The biggest change I’ve seen is the effect of social media on the industry, whether it be the uptick in celebrity book clubs like Belletrist and Reese Witherspoon’s Hello Sunshine, or morning show book clubs like Jenna's and GMA which all announce their picks online, and Bookstagram culture itself. All platforms have been invaluable and lucrative in terms of author exposure, consumer community building, and sales and marketing opportunities. We’ve also seen a big, continuous boom in audiobook sales and subscriptions, most notably Audible.
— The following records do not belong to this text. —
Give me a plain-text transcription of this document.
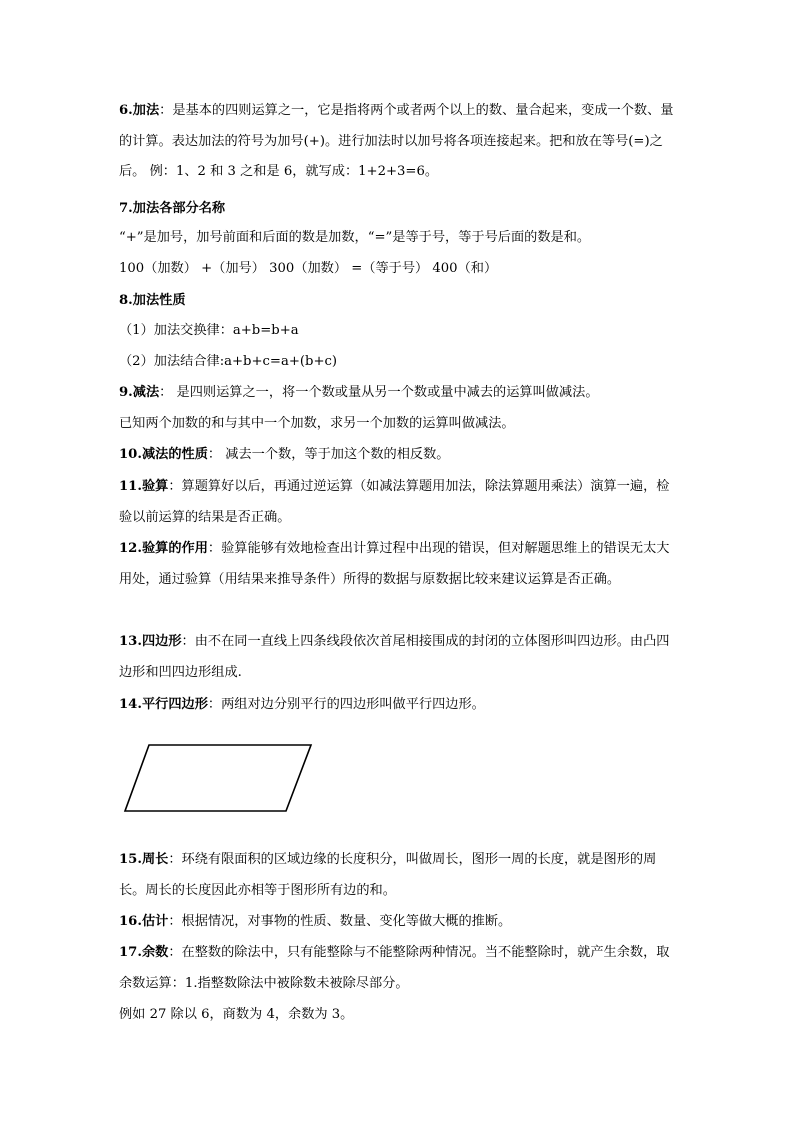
6.加法：是基本的四则运算之一，它是指将两个或者两个以上的数、量合起来，变成一个数、量的计算。表达加法的符号为加号(+)。进行加法时以加号将各项连接起来。把和放在等号(=)之后。 例：1、2 和 3 之和是 6，就写成：1+2+3=6。
7.加法各部分名称
“+”是加号，加号前面和后面的数是加数，“=”是等于号，等于号后面的数是和。
100（加数） +（加号） 300（加数） =（等于号） 400（和）
8.加法性质
（1）加法交换律：a+b=b+a
（2）加法结合律:a+b+c=a+(b+c)
9.减法： 是四则运算之一，将一个数或量从另一个数或量中减去的运算叫做减法。
已知两个加数的和与其中一个加数，求另一个加数的运算叫做减法。
10.减法的性质： 减去一个数，等于加这个数的相反数。
11.验算：算题算好以后，再通过逆运算（如减法算题用加法，除法算题用乘法）演算一遍，检验以前运算的结果是否正确。
12.验算的作用：验算能够有效地检查出计算过程中出现的错误，但对解题思维上的错误无太大用处，通过验算（用结果来推导条件）所得的数据与原数据比较来建议运算是否正确。
13.四边形：由不在同一直线上四条线段依次首尾相接围成的封闭的立体图形叫四边形。由凸四边形和凹四边形组成.
14.平行四边形：两组对边分别平行的四边形叫做平行四边形。
15.周长：环绕有限面积的区域边缘的长度积分，叫做周长，图形一周的长度，就是图形的周长。周长的长度因此亦相等于图形所有边的和。
16.估计：根据情况，对事物的性质、数量、变化等做大概的推断。
17.余数：在整数的除法中，只有能整除与不能整除两种情况。当不能整除时，就产生余数，取余数运算：1.指整数除法中被除数未被除尽部分。
例如 27 除以 6，商数为 4，余数为 3。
Finally, it’s difficult to answer this without mentioning Covid, given the number of changes the industry has seen in just the past year. (I actually started my job at ABRAMS last March, so I’ve still never spent a day in the office or met any of my colleagues in person!) Indeed, the work from home environment has reshaped the industry, as we’ve had to reexamine our galley printing schedules and budgets, work a lot more with PDFs and e-galleys, outline new best practices for virtual event planning and media outreach, etc.

What advice would you give someone who wants to get into publicity?
My first job out of SPI was actually in the Special Markets department at HarperCollins. I worked there for just over a year, until I realized Sales wasn’t for me, so when I saw an open publicity assistant position upstairs at William Morrow, I applied right away. If you’re interested exclusively in publicity but there’s not a position available at the moment, I encourage you to apply for a position in a different department and give it a shot, knowing it’ll be a great way to get your feet wet and that you can always find your way later.

Publicity can be very fast paced and exciting. What was your favorite campaign or experience so far?
During my 3+ years in publicity at HarperCollins, I assisted my boss with some very exciting campaigns for celebrity authors, including Nick Nolte, Val Chmerkovskiy, Chrissy Metz, and Dr. Pimple Popper. However, my favorite campaign might have been Dear America by Pulitzer Prize-winning undocumented journalist Jose Antonio Vargas; not only was Jose so lovely to work with, but it felt amazing to work on a project that carried real sociocultural importance, one that could make an impact in addition to sales. Now at ABRAMS I work mainly on fiction, and my favorite campaign so far has been a new novel shortlisted for the Booker Prize, Burnt Sugar by Avni Doshi, an exquisite, powerful mother-daughter story set in India about love, betrayal, and the trauma of shifting memories.
The SPI network is very deep and extensive. How do you keep in touch with the friends you made at SPI?
It’s important to remember that the friends you make in this program are not just friends but also potential future colleagues. Keeping a tight network with them in the years following SPI makes networking itself that much easier! The NYU Media Talks and other SPI events have also helped me to reconnect with others I wouldn’t normally see, and the email distro is a great way to keep up on job openings, freelance opportunities, and the occasional available apartment.